O relatório também destaca Avanços na paridade de gênero nas funções de design e produto, onde as mulheres representam 46% dos colaboradores, refletindo o compromisso do Empresas espanholas com a inclusão em sectores tradicionalmente dominados por homens. No nível de experiência, os profissionais juniores e gerenciais foram os que tiveram os maiores aumentos salariais, com 30,8% e 26,4%, respectivamente, enquanto os cargos seniores tiveram uma ligeira redução em seus salários.
A remuneração média para funções de engenharia e dados na Espanha é de US$ 85.000, US$ 60.000 para funções de vendas e marketing e US$ 71.000 para funções de produto e design.
O contexto global do relatório destaca Estados Unidos, Canadá e Reino Unido como líderes em remuneração, embora Espanha se destaque na Europa pelo seu forte crescimento salarial e competitividade.

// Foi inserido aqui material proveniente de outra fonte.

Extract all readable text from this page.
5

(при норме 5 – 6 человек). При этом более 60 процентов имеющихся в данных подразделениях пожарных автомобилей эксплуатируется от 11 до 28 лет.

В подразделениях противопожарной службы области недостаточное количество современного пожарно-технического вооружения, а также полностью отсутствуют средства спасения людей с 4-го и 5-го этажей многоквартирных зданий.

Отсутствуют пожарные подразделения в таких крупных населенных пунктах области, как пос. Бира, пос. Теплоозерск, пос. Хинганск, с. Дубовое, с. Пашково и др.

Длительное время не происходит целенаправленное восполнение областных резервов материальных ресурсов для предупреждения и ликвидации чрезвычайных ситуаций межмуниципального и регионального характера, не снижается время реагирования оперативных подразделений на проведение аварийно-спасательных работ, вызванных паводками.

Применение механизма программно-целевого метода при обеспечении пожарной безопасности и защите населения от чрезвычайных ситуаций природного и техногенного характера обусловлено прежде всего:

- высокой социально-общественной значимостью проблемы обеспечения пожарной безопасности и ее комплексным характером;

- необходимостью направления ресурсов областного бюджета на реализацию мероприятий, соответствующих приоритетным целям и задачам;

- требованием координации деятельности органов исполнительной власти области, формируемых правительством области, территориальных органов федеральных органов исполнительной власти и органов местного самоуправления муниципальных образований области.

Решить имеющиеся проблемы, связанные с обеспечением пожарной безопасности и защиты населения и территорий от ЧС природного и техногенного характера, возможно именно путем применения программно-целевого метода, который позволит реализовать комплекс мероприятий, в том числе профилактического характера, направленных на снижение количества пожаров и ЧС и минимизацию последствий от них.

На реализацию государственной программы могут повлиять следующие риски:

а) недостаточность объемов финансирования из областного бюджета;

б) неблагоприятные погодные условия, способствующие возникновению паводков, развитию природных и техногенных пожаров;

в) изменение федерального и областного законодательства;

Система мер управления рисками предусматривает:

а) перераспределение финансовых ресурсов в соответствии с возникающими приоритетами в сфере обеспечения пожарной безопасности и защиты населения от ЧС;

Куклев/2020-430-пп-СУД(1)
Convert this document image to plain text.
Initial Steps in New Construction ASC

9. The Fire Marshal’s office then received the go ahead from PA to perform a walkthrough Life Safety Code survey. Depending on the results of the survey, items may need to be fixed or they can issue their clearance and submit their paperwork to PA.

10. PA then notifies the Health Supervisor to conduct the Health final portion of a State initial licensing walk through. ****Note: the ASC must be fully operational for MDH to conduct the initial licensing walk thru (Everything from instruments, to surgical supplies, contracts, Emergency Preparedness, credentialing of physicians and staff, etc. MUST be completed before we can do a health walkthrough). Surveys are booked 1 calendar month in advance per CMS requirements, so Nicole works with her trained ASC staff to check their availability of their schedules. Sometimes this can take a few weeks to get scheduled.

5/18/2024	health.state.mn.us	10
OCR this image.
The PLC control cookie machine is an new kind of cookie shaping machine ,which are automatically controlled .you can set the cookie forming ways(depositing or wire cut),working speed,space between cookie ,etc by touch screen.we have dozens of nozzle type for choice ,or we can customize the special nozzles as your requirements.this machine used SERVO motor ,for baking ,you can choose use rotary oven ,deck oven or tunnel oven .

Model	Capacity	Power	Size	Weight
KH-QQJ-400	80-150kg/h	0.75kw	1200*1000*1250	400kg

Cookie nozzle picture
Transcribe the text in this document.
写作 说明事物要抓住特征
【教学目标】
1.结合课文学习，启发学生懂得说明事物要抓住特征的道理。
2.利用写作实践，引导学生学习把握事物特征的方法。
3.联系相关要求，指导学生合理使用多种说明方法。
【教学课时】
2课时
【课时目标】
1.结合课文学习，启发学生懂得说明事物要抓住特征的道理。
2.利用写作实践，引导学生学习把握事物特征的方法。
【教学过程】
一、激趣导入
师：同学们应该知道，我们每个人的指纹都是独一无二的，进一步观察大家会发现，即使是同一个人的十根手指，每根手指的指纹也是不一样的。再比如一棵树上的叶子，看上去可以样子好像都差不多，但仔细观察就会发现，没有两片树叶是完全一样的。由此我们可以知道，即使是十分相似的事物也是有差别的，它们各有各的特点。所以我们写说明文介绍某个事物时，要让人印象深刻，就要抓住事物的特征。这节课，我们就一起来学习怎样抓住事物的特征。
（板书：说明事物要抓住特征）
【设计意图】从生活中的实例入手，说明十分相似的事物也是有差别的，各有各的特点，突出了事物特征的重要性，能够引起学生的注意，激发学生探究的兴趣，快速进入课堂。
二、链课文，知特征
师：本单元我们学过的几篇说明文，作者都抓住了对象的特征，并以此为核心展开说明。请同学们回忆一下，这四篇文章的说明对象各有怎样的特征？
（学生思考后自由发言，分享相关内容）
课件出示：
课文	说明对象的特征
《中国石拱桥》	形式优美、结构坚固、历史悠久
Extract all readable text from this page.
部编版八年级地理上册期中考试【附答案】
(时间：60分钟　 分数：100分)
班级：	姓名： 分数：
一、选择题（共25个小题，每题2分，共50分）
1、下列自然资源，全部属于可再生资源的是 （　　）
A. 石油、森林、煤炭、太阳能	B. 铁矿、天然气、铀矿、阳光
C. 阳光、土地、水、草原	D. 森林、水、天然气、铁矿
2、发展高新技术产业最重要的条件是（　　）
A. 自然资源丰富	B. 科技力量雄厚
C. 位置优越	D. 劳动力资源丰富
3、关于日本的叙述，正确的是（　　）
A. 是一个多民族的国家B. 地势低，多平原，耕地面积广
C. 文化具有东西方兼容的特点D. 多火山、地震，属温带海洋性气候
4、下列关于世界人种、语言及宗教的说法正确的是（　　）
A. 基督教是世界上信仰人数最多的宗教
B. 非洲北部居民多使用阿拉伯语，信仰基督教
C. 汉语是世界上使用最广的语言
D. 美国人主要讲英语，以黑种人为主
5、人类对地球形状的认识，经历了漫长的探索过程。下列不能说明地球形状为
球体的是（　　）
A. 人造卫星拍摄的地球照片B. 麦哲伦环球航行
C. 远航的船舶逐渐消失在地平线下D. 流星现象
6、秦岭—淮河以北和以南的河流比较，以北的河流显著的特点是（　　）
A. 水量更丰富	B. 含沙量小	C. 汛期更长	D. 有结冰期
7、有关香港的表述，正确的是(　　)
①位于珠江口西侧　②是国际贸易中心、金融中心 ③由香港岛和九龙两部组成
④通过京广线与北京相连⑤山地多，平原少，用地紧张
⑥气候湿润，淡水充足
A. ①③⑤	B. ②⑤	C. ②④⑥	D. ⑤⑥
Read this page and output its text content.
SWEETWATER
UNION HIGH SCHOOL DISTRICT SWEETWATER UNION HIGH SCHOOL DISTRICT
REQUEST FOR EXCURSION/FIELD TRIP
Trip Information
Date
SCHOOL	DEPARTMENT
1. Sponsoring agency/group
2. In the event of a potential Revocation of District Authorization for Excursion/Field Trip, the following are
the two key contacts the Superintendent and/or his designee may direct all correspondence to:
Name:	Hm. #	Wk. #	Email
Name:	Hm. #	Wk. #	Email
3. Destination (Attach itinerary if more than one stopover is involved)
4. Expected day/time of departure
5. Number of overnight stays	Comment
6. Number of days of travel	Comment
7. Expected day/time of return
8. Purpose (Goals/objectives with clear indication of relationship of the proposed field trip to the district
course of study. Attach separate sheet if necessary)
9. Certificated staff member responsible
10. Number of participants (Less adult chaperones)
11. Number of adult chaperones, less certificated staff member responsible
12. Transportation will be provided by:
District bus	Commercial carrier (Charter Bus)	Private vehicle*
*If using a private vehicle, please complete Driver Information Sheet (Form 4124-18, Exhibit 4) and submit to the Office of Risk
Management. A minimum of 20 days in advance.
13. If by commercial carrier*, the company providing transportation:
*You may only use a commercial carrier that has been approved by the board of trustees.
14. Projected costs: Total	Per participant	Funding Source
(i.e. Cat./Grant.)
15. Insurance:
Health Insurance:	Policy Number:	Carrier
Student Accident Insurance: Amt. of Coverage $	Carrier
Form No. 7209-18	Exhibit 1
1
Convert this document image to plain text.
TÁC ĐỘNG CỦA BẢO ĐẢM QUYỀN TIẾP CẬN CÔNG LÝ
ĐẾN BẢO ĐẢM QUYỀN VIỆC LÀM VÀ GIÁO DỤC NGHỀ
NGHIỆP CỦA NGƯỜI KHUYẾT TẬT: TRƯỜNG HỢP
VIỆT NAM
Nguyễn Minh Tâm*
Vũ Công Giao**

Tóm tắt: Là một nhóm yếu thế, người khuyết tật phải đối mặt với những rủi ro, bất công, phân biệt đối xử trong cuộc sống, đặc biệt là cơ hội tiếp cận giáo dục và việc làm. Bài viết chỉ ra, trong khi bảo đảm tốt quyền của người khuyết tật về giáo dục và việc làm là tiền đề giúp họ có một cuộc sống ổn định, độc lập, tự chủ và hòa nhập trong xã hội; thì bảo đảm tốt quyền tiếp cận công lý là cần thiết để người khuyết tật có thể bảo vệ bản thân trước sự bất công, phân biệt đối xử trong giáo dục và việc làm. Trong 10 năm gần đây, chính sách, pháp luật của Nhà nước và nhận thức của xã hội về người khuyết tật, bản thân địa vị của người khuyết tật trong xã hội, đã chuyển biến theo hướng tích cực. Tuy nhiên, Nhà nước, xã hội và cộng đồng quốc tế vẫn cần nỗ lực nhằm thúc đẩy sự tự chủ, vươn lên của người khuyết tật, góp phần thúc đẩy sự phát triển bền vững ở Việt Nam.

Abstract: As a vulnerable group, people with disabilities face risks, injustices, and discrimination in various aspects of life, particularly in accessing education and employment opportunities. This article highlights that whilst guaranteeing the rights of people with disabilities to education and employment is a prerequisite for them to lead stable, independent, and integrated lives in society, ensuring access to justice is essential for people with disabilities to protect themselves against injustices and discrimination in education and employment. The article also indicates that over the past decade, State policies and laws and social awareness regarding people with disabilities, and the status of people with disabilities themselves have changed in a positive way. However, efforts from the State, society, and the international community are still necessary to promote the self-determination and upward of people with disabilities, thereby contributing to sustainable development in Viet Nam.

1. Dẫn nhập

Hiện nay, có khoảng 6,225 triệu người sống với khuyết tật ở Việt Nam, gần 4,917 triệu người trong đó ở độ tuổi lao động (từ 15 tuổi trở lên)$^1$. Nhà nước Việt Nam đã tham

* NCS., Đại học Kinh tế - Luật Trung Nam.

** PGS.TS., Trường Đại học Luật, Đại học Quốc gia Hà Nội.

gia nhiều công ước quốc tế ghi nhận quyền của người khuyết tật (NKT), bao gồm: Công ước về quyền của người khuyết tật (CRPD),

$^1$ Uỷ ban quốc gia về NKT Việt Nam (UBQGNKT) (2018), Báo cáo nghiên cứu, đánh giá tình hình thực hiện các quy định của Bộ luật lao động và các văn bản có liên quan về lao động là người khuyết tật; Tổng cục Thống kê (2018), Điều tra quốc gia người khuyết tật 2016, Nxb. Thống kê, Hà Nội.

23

Ben Cohen, diretor de dados e análises da Deel, afirma: “Com este relatório procuramos proporcionar maior transparência e igualdade salarial em todo o mundo. Estes dados permitem que empresas e trabalhadores de Espanha e de outros países tenham uma referência precisa para negociar e estabelecer condições salariais competitivas no atual mercado global.”
Este relatório oferece uma ferramenta valiosa para empresas e trabalhadores, permitindo-lhes ajustar as suas estratégias e adaptar-se a um mercado de trabalho global em constante mudança, onde o crescimento salarial e a igualdade de género são fatores-chave para a competitividade e a retenção de talentos.